Il bello stava lì, in quegli squarci insensati e illeggibili. Stava tutto nelle abrasioni musicali e nella voce sbilenca di Satomi, spesso paragonata (forse a torto) alla Kazu Makino dei Blonde Redhead, non solo per la provenienza nipponica, ma anche per i loro timbri "particolari", che si fanno distinguere immediatamente. Ma mentre Kazu Makino, negli ultimi dischi dei suoi Blonde Redhead (rispettivamente "Misery Is A Butterfly", "23" e "Penny Sparkle"), ha saputo maturare la sua ugola, fino a renderla malleabile, tremendamente sexy e seducente, in grado di alzare l'endorfina o, al contrario, di cullare con grazia, Satomi è rimasta ferma alla sua interpretazione sbilenca, ormai da quel lontano 1997, anno in cui fu pubblicato lo straordinario "The Man, The King, The Girl", il manifesto deerhoofiano e capolavoro dell'assurdo.

E ora, anno 2012. Dopo un continuo partorire dischi a ritmi decisamente alti, i Deerhoof sono tornati con "Breakup Songs", un disco che, già dal primo ascolto sconcerta.

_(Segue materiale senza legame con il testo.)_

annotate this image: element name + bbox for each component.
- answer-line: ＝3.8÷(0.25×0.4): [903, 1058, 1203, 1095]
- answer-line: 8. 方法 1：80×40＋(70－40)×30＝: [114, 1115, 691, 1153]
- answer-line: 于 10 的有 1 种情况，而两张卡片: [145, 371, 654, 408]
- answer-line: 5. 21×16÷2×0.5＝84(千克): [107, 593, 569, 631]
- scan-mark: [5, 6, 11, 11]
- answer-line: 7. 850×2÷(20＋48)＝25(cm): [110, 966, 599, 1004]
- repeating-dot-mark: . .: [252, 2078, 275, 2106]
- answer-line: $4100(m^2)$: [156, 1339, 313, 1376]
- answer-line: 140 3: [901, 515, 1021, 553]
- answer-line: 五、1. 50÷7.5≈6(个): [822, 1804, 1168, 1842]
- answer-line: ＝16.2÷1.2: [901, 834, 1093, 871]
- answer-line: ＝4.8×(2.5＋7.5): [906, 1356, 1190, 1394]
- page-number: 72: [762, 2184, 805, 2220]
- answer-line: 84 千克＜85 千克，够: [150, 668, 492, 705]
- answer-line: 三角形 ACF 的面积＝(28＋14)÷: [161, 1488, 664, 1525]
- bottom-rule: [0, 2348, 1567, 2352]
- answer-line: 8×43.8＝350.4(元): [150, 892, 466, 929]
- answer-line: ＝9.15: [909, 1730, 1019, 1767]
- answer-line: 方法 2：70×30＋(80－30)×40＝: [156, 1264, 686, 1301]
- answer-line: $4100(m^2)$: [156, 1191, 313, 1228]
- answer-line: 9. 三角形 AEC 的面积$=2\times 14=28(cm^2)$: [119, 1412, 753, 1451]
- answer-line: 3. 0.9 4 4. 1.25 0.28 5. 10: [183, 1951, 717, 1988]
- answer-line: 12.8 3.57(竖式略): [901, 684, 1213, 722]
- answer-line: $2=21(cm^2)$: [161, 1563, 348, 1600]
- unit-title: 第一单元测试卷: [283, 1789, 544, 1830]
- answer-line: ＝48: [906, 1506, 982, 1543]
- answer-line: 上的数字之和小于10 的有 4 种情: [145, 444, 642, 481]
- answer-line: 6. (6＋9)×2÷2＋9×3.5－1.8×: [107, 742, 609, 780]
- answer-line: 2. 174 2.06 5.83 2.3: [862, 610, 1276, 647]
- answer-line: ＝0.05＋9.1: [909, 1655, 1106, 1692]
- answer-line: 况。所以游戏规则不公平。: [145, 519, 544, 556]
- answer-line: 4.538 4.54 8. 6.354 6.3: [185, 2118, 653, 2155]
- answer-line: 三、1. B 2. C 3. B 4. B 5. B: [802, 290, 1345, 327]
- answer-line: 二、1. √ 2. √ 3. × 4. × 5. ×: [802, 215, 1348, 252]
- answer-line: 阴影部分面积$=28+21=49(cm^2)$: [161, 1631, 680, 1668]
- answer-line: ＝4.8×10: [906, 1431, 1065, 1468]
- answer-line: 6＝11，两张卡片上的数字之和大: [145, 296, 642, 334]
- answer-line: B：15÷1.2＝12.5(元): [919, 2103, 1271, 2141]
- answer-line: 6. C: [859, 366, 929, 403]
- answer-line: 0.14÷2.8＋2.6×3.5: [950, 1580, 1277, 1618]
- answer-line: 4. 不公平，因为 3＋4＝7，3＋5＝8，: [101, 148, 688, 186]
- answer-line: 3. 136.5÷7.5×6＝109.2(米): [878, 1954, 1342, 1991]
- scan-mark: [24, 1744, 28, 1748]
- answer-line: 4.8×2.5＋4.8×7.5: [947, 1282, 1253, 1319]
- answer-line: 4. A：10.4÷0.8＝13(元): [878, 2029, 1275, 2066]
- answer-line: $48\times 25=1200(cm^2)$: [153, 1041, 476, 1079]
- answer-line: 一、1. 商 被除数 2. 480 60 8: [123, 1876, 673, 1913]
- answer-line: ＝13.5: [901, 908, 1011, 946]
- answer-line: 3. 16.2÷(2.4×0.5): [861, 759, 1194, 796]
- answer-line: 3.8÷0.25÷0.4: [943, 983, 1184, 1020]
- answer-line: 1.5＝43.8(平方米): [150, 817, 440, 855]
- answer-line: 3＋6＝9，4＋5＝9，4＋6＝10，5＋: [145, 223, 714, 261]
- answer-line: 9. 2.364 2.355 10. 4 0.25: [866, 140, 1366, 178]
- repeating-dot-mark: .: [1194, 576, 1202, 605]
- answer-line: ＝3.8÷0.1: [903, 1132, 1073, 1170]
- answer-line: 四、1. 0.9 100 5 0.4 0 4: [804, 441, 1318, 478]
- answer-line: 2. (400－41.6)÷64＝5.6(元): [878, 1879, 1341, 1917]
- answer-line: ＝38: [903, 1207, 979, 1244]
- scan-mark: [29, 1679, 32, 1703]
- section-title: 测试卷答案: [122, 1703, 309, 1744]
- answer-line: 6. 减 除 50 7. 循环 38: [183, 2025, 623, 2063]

Ma non sconcerta come può sconcertare "Milkman", o "Apple O'": sconcerta per il suo tentativo, forzatissimo, di normalizzare il gruppo in una forma canzone sì "Arty", ma anche, paradossalmente, banale. Sì, con i Deerhoof, la presa della normalità diventa ancora più scioccante della cacofonia.
"Breakup Songs" è un disco ancora ricco di idee, capace di momenti interessantissimi, eppure è lungo come uno sputo (solo 29 minuti) e non sorprende, non morde, nemmeno infastidisce. Sfiora l'ascoltatore, lo abbraccia e poi lo abbandona, così, con la capacità che potrebbe avere un EP.

E' vero, i Deerhoof sono invecchiati e hanno perso la vena anarchica che li ha sempre contraddistinti dal primo lavoro: anzi, no, è sempre presente, ma si sta sgretolando pian piano in una macchietta di sé stessa, senza permettere che le nuove proposte possano lasciare minimamente qualcosa per cui essere ricordate. E così tutto si dispiega in undici canzoni art-pop che potrebbero essere il disco d'esordio di un qualsiasi gruppo hipster-meteora. 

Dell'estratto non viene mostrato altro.